Santhera, ReveraGen Advancing Plans for Vamorolone Application
The companies announced Tuesday they had completed a pre-NDA meeting with the U.S. Food and Drug Administration (FDA). In the meeting, the FDA indicated that results from the recently finished pivotal portion of the VISION-DMD clinical trial provide sufficient safety and efficacy data to support an NDA.
“We are very pleased with the positive outcome of this first pre-NDA meeting and look forward to initiating our NDA submission,” Eric Hoffman, PhD, president and CEO of ReveraGen, said in a press release.
The FDA also said it would be acceptable for the companies to do a rolling application for vamorolone — meaning they could submit parts of the NDA as they are ready, rather than waiting until every part of the application is completed to submit all together, as is standard. The companies are planning to start their rolling application early next year.
“The feedback from the FDA on our submission plans is encouraging and an important confirmatory step of the progress we have made in advancing vamorolone as a foundational treatment option in DMD. We now look forward to working with the FDA and other regulatory authorities to bring vamorolone to market as soon as possible,” said Dario Eklund, Santhera’s CEO.
Vamorolone is a first-in-class steroid medication that binds to the same receptors as corticosteroids, which is a type of anti-inflammatory medication used as standard care for DMD. Because of the specific ways in which vamorolone interacts with corticosteroid receptors, the experimental medication is expected to have similar anti-inflammatory potency as corticosteroids, but with fewer side effects.

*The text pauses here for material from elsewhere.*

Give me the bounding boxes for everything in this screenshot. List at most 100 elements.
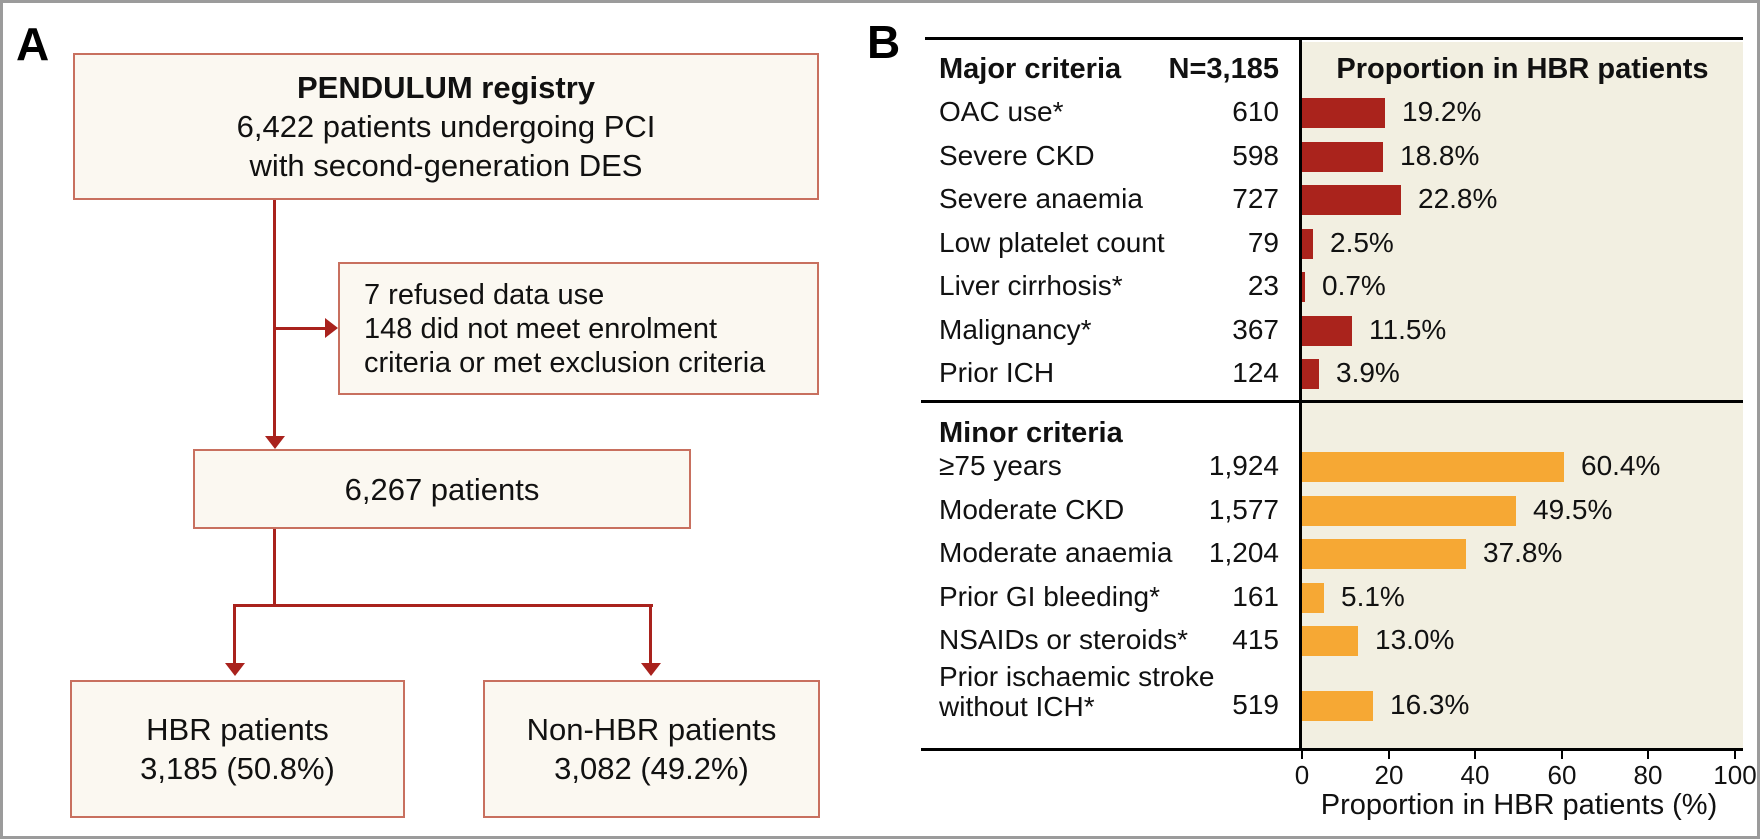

Although outside the official scope of the pre-NDA meeting, the FDA noted that — since corticosteroids are used in many conditions other than DMD — vamorolone may have potential uses for other indications.
ReveraGen sponsored a Phase 2b clinical trial called VISION-DMD (NCT03439670), which enrolled 121 boys with DMD ages 4–6. Participants were assigned randomly to receive a placebo, a standard corticosteroid called prednisone, or vamorolone at doses of 2 or 6 mg/kg per day. The experimental therapy was given a flavored liquid.
The study’s main goal was to determine the effect of treatment on Time to Stand (TTSTAND), a measure of muscle function that assesses how long it takes someone to go from lying down to standing up.
Top-line results showed that, after 24 weeks of treatment, participants on the higher dose experienced a significant improvement in TTSTAND, from 6.0 to 4.6 seconds on average. Participants on the lower dose of vamorolone also showed an improvement. By contrast, participants on placebo had a slight decrease in TTSTAND over the study, from 5.4 to 5.5 seconds.
Treatment with vamorolone also significantly improved other measures of physical function, namely the six-minute walk test and the time to run/walk 10 meters (32 feet).
The medication generally was well-tolerated in VISION-DMD. The most common side effects associated with treatment were vomiting, vitamin D deficiency, and cushingoid features (physical changes such as abnormal abdominal fat that are linked to high levels of cortisol, a stress hormone with activity similar to corticosteroids).
In addition to data from VISION-DMD, recent data from from another Phase 2 trial called VBP15–003 (NCT02760277), and its extension study VBP15-LTE (NCT03038399), indicated that with 2.5 years of follow-up, treatment with vamorolone delayed the decline in motor function, and was generally well-tolerated.